BG_HaiMurphy.cellml
About this model
This is a bond graph model on the contraction of vascular smooth muscle cell. It is based on the work of Hai and Murphy (1988).
- INPUTS:
- Cyclic guanosine monophosphate
- OUTPUTS:
- Stress generated by crossbridge contraction
- REACTIONS:
- Re12m: Phosphorylation of myosin light chain (M) to Mp
- Re34m: Binding of actin (A) to Mpto form cross bridge (AMp)
- Re56m: Cross bridge formation by phosphorylation of a latch bridge (AM)
- Re78m: Detachment of latch bridge into A and M
Model status
The current CellML implementation runs in OpenCOR.
Model overview
This model is based on existing kinetic model by Hai and Murphy (1988), where the mathematics are translated into the bond-graph formalism. This describes the model in energetic terms and forces adherence to the laws of thermodynamics.
In this workspace, two forms of the contraction model are presented: the original Hai-Murphy model, and the model altered by Yang et. al. (2005). The latter is used towards coupling with guanylyl cyclase metabolism.

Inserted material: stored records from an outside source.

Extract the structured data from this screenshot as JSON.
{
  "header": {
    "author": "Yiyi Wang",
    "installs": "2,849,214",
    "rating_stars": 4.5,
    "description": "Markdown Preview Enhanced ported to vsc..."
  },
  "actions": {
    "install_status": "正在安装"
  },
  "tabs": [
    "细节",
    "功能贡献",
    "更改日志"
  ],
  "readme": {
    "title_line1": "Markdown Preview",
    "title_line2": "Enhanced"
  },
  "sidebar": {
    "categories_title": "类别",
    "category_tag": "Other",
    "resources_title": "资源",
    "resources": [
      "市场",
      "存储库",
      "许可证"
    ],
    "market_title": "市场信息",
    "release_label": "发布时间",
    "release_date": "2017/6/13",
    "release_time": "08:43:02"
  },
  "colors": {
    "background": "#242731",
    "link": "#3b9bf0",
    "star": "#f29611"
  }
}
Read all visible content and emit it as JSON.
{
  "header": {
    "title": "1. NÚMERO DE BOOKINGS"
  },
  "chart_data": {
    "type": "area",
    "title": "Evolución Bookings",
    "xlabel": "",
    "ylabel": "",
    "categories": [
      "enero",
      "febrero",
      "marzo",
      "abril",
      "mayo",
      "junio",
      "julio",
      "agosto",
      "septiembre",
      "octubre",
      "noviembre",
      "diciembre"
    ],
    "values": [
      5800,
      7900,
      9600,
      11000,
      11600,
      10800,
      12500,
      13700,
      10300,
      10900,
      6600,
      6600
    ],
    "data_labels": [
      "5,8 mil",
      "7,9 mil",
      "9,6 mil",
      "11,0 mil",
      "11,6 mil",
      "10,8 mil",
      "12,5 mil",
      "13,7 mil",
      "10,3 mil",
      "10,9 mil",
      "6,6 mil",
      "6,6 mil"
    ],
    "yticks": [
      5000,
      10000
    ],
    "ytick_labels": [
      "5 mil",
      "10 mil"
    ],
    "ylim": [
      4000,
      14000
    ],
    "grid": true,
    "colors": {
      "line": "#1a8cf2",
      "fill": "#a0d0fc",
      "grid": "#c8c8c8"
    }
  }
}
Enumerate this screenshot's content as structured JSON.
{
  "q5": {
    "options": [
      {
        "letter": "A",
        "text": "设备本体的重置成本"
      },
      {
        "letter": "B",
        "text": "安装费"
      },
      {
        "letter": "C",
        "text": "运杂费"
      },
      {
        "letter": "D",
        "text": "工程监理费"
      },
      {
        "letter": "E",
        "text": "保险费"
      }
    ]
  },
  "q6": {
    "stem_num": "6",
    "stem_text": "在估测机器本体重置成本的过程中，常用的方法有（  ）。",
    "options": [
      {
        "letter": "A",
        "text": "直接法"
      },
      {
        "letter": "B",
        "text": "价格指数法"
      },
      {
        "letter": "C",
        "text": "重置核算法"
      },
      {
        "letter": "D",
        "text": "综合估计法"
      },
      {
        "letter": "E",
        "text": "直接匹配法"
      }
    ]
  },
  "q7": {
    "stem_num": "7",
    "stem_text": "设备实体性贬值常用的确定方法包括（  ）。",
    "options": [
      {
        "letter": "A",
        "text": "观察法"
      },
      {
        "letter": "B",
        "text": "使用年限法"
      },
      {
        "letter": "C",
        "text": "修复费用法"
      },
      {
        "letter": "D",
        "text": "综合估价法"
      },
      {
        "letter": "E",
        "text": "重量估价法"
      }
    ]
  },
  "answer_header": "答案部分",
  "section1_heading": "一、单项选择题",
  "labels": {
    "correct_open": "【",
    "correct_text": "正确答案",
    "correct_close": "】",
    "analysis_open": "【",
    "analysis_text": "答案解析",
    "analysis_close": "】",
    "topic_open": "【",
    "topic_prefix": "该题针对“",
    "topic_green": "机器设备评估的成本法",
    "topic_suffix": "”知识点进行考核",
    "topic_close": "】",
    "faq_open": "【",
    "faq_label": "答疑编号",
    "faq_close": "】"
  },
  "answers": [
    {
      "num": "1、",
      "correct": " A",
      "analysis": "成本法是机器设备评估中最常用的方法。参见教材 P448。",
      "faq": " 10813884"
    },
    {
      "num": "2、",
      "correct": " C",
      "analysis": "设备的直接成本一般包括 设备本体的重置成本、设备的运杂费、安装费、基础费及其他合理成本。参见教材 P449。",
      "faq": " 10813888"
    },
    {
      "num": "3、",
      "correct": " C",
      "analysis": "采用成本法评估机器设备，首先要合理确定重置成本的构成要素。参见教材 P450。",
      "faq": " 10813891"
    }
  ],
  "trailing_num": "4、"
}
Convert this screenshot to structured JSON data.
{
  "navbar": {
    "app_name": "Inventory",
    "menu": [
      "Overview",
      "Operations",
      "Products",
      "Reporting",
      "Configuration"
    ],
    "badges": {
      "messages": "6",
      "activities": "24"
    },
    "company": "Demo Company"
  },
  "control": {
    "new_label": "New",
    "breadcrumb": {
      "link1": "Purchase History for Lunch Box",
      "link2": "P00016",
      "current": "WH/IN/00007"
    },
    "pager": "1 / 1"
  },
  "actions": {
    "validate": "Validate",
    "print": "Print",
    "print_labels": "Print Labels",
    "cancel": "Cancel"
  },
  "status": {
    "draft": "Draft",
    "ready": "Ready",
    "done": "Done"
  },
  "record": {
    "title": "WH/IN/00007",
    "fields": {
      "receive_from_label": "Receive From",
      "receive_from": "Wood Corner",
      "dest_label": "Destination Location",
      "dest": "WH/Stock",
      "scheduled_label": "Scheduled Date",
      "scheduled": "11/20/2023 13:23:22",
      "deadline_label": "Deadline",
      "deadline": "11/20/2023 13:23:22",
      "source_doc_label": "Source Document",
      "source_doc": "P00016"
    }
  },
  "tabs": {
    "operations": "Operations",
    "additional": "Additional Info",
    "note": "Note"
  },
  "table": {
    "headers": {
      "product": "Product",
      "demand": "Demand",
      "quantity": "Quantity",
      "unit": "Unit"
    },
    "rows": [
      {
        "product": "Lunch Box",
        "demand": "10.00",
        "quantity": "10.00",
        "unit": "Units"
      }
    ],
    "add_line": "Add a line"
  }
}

Fig. 1. Smooth muscle contraction module
For the above bond-graph, a '0' node refers to a junction where all chemical potentials are the same. A '1' node refers to all fluxes being the same going in and out of the junction.
| Abbreviation | Name |
|---|---|
| cGMP | Cyclic guanosine monophosphate |
| M | Myosin light chain |
| Mp | Myosin light chain, phosphorylated |
| A | Actin |
| AM | Latch bridge |
| AMp | Cross bridge |
| Ca | Calcium ion |
Parameter finding
A description of the process to find bond-graph parameters is shown in the folder parameter_finder, which relies on the:
- stoichiometry of system
- kinetic constants for forward/reverse reactions
- If not already, all reactions are made reversible by assigning a small value to the reverse direction.
Here, this solve process is performed in Python.